Au 19e siècle est installée la statue d'Anne de Kiev dans l'enceinte de l'établissement. C'est l'une des rares représentations, certes imaginée, de la princesse d'Ukraine. "Il y a une autre statue d'elle sur l'un des piliers gauches du pont Alexandre III construit en 1900", nous dit Marie-Pascale Hallo.
Quelques années plus tôt en 1843, les ouvriers d'un chantier de rénovation dans la cathédrale Sainte-Sophie de Kiev découvrent par hasard une fresque datant du 11e siècle. On y voit quatre jeunes filles, celles de Iaroslav, la plus jeune étant probablement Anne de Kiev.

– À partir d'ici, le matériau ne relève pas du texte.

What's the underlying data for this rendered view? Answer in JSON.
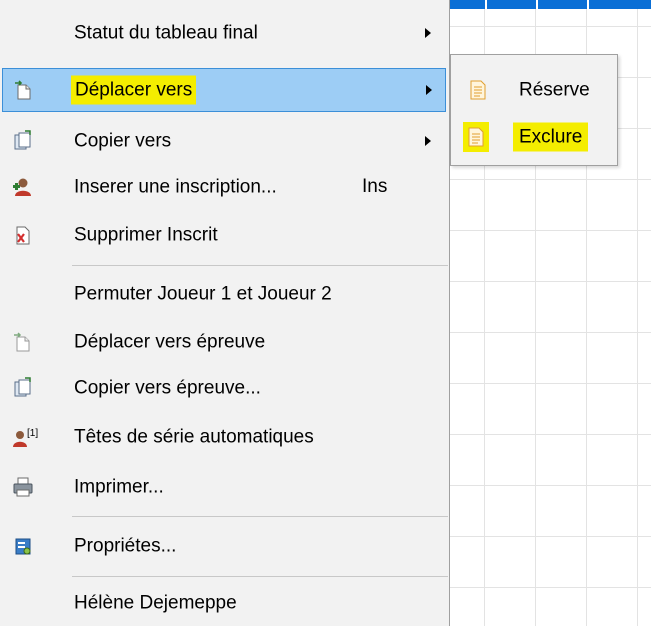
{
  "menu": {
    "items": [
      {
        "label": "Statut du tableau final",
        "icon": "none",
        "has_submenu": true
      },
      {
        "label": "Déplacer vers",
        "icon": "move-page-icon",
        "has_submenu": true,
        "highlighted": true
      },
      {
        "label": "Copier vers",
        "icon": "copy-page-icon",
        "has_submenu": true
      },
      {
        "label": "Inserer une inscription...",
        "icon": "add-user-icon",
        "shortcut": "Ins"
      },
      {
        "label": "Supprimer Inscrit",
        "icon": "delete-page-icon"
      },
      {
        "label": "Permuter Joueur 1 et Joueur 2",
        "icon": "none"
      },
      {
        "label": "Déplacer vers épreuve",
        "icon": "move-page-icon"
      },
      {
        "label": "Copier vers épreuve...",
        "icon": "copy-page-icon"
      },
      {
        "label": "Têtes de série automatiques",
        "icon": "seed-user-icon",
        "icon_badge": "[1]"
      },
      {
        "label": "Imprimer...",
        "icon": "printer-icon"
      },
      {
        "label": "Propriétes...",
        "icon": "properties-icon"
      },
      {
        "label": "Hélène Dejemeppe",
        "icon": "none"
      }
    ]
  },
  "submenu": {
    "items": [
      {
        "label": "Réserve",
        "icon": "document-icon"
      },
      {
        "label": "Exclure",
        "icon": "document-icon",
        "highlighted": true
      }
    ]
  },
  "colors": {
    "menu_bg": "#f2f2f2",
    "highlight_bg": "#9dcdf5",
    "highlight_border": "#3c8fd8",
    "yellow_mark": "#f4ed00",
    "grid_top_bar": "#0a6fd6"
  }
}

En juin 2005, alors que Senlis est jumelée depuis peu avec Petchersk, l'un des quartiers historiques de Kiev, la ville offre une statue en bronze de Anne de Kiev. "L'un des sculpteurs ukrainiens est venu à Senlis. C'est moi qui lui ai fait faire la visite de la ville, se souvient Marie-Pascale Hallo. Elle aurait dû se trouver dans le parc de l'abbaye mais finalement, la mairie a décidé de la mettre ailleurs. Le président ukrainien de l'époque (Viktor Youchtchenko, ndlr) est venu l'inaugurer". C'était le 22 juin 2005.
Car Senlis est connue partout en Ukraine où Anne de Kiev est vénérée. En 1998, un timbre à son effigie est édité par la poste ukrainienne : dans sa main droite, le spectre de reine de France, dans la gauche, l'abbaye Saint-Vincent.
En 2017, elle est même au centre d'une polémique diplomatique.
Revendiquée par trois pays
En visite officielle en France en mai 2017, Vladimir Poutine avait parlé par deux fois dans un discours à Versailles de "Anne de Russie" pour évoquer les liens anciens qui lient la France et la Russie, tentant de s’approprier l’héritage de l'épouse d'Henri 1er et reine des Francs. Dans une interview donnée au Figaro, il avait affirmé : "Il faut savoir que les relations entre la Russie et la France sont anciennes. Elles ont des racines encore plus profondes. Au 11e siècle, la fille cadette d’un des grands princes russes, Iaroslav le Sage, la princesse Anne, est venue en France pour devenir épouse du roi Henri 1er. C’est ainsi qu’on l’appelait Anne de Russie, reine de France. Son fils, Philippe 1er, est devenu fondateur de deux dynasties européennes : les Bourbons et les Valois..."
Les Ukrainiens avaient officiellement protesté. Au point qu'un mois plus tard, lors de la visite de Petro Porochenko, le président ukrainien de l'époque, Emmanuel Macron avait fait une discrète mise au point en répétant lors d'une conférence de presse qu"il y a entre nos deux pays une relation de long terme, une histoire. Vous irez la consacrer en allant tout à l’heure rendre hommage à Anne de Kiev, reine des Francs au XIe siècle, pour montrer à quel point cette histoire s’ancre dans les profondeurs du millénaire passé".
L'hommage en question, c'est à Senlis qu'il a eu lieu : "quand un dignitaire ukrainien vient en France, il passe obligatoirement à Senlis pour déposer une gerbe de fleurs aux pieds de la statue d'Anne de Kiev", confirme Marie-Pascale Hallo.
Qu'elle soit revendiquée par la Russie, l'Ukraine "et même la Biélorussie !", à Senlis, Anne de Kiev sera toujours princesse d'Ukraine, reine des Francs et fondatrice de l'abbaye Saint-Vincent.